The series rockets into the murmurings of a madman from there, with a host of tangential secondary characters full of intentionally unexplained quirks: a scientist who is more than a little mad doing secret experiments at Godfrey Enterprises; Roman's gigantic, shuffling sister who has a single bug eye and could more convincingly pass for the sister of Sloth from The Goonies; Roman's pretty blonde cousin who appears to be more than just friends with Roman (and who gets an even more bizarre storyline in Episode 2); and Roman's seductive mother Olivia (Famke Janssen) who we learned is also a creature of some sort, through a flashback to 2000 that was intentionally filmed like it was in 1950 for no apparent reason other than why the hell not?

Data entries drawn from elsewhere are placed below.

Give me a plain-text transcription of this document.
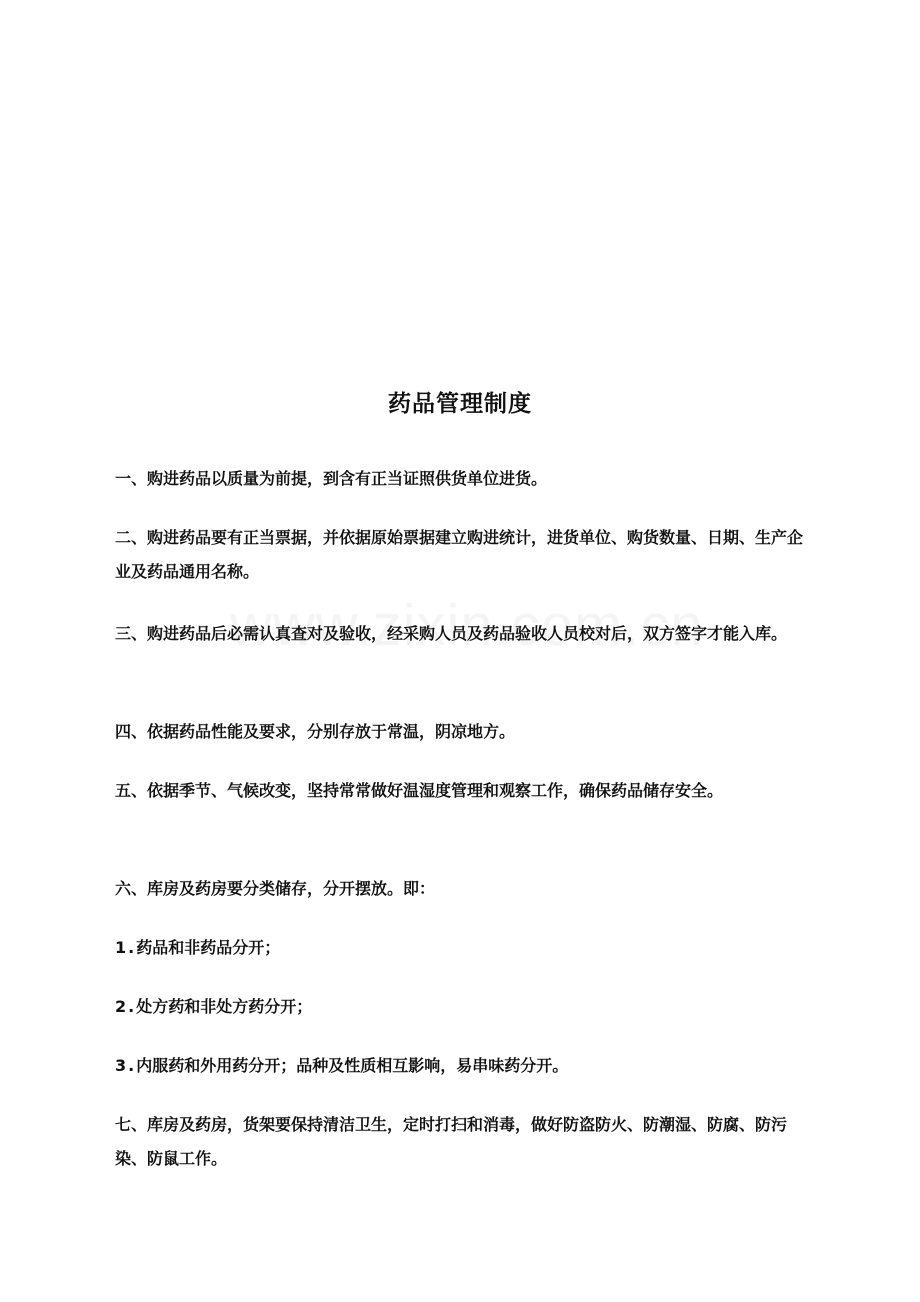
药品管理制度

一、购进药品以质量为前提，到含有正当证照供货单位进货。

二、购进药品要有正当票据，并依据原始票据建立购进统计，进货单位、购货数量、日期、生产企业及药品通用名称。

三、购进药品后必需认真查对及验收，经采购人员及药品验收人员校对后，双方签字才能入库。

四、依据药品性能及要求，分别存放于常温，阴凉地方。

五、依据季节、气候改变，坚持常常做好温湿度管理和观察工作，确保药品储存安全。

六、库房及药房要分类储存，分开摆放。即：

1.药品和非药品分开；

2.处方药和非处方药分开；

3.内服药和外用药分开；品种及性质相互影响，易串味药分开。

七、库房及药房，货架要保持清洁卫生，定时打扫和消毒，做好防盗防火、防潮湿、防腐、防污染、防鼠工作。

Yet for all these mish-mashed horror threads, Hemlock Grove appeared to be in no rush to exploit them, at least in the two episodes I watched. It's slow. Like, plate-tectonics slow. It also made zero effort to have any of its horror cornucopia (Horr-nucopia? Though I guess that sounds like something entirely different and NSFW) make sense. In many ways, Hemlock Grove seems to be trying to duplicate the delightful madness of American Horror Story, which compresse horror tropes into one solid brick of entertaining insanity with multiple winks and knowing nudges. However, Hemlock Grove is a more serious effort, which is odd given that it comes from horror aficionado Eli Roth, the same man who gave us the extremely and purposefully campy Cabin Fever, a popcorn-munching gore-fest with one of cinema's most bizarre endings. I adored Cabin Fever for it's unapologetic fun. Hemlock Grove doesn't share the same joy.

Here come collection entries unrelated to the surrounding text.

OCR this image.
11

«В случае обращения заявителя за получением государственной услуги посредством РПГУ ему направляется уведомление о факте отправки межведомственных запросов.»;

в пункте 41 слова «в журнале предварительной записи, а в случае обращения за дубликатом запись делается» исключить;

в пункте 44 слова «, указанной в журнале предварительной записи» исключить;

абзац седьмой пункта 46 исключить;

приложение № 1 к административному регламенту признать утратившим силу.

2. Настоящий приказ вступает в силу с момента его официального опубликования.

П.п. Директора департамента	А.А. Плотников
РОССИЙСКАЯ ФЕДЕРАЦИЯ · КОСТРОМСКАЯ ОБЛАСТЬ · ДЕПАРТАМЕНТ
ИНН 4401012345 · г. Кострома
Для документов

The joy that is there seems to have all gone into the look of the series, which can be stunning at points, particularly in the forest surrounding Peter's trailer. But aside from its striking cinematography, Hemlock Grove mostly feels like an amateurish effort. The writing can be awful at times. (Sample dialogue from Episode 2: "How do you explain dancing to a person with no legs?" The response, "I have legs that won't quit." Say what?) That writing leads to several scenes that just happen with little to no detectable importance, and others that end in jarring fashion, as though the editor was in a hurry to beat traffic home. And the last domino to fall apparently smacked the actors on their heads; at times, they look just as bewildered as we do while trying to figure out what they're doing.

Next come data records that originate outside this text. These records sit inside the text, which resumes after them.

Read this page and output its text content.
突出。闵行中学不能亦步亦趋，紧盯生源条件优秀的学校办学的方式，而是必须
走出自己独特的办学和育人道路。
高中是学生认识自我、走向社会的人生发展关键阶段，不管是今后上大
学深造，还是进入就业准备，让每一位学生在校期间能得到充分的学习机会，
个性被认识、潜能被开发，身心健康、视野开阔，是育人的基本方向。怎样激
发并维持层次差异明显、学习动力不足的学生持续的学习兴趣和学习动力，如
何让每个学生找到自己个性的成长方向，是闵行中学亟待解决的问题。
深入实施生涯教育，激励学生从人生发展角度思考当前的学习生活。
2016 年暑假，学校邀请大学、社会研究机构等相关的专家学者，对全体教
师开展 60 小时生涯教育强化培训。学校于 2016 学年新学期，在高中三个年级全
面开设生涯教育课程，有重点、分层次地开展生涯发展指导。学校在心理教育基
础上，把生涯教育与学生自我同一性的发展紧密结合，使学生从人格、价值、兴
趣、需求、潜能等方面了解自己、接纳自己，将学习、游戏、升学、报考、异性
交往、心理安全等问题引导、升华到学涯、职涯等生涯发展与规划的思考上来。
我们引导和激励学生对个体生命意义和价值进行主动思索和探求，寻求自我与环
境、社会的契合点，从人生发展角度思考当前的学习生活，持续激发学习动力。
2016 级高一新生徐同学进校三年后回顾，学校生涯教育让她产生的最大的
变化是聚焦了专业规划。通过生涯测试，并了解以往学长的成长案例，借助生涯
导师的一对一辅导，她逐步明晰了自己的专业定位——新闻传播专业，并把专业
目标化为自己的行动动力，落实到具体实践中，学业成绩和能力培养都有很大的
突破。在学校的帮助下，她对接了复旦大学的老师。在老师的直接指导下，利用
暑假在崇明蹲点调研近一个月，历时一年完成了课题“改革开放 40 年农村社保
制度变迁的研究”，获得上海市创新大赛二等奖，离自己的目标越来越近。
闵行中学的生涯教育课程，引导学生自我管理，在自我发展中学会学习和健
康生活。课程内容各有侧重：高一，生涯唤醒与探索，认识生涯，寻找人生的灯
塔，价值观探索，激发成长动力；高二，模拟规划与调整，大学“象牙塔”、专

But! And this is a J-Lo-sized "but," the puzzle analogy I used at the start of this review may be the key to the entire show. There might be a whole lot more to Hemlock Grove than initially appears, and that's where the Netflix model might save it. Despite being bored to the point of considering bodily harm to keep myself awake, I'm curious enough that I'm tempted to see where this bizarre series goes. And thanks to Netflix's entire-season dump, I can satisfy that curiosity instantly if I want to. Or at least I can read recaps by someone who's brave enough to spend 13 hours chasing closure.
How much of Hemlock Grove have you watched so far? What do you think?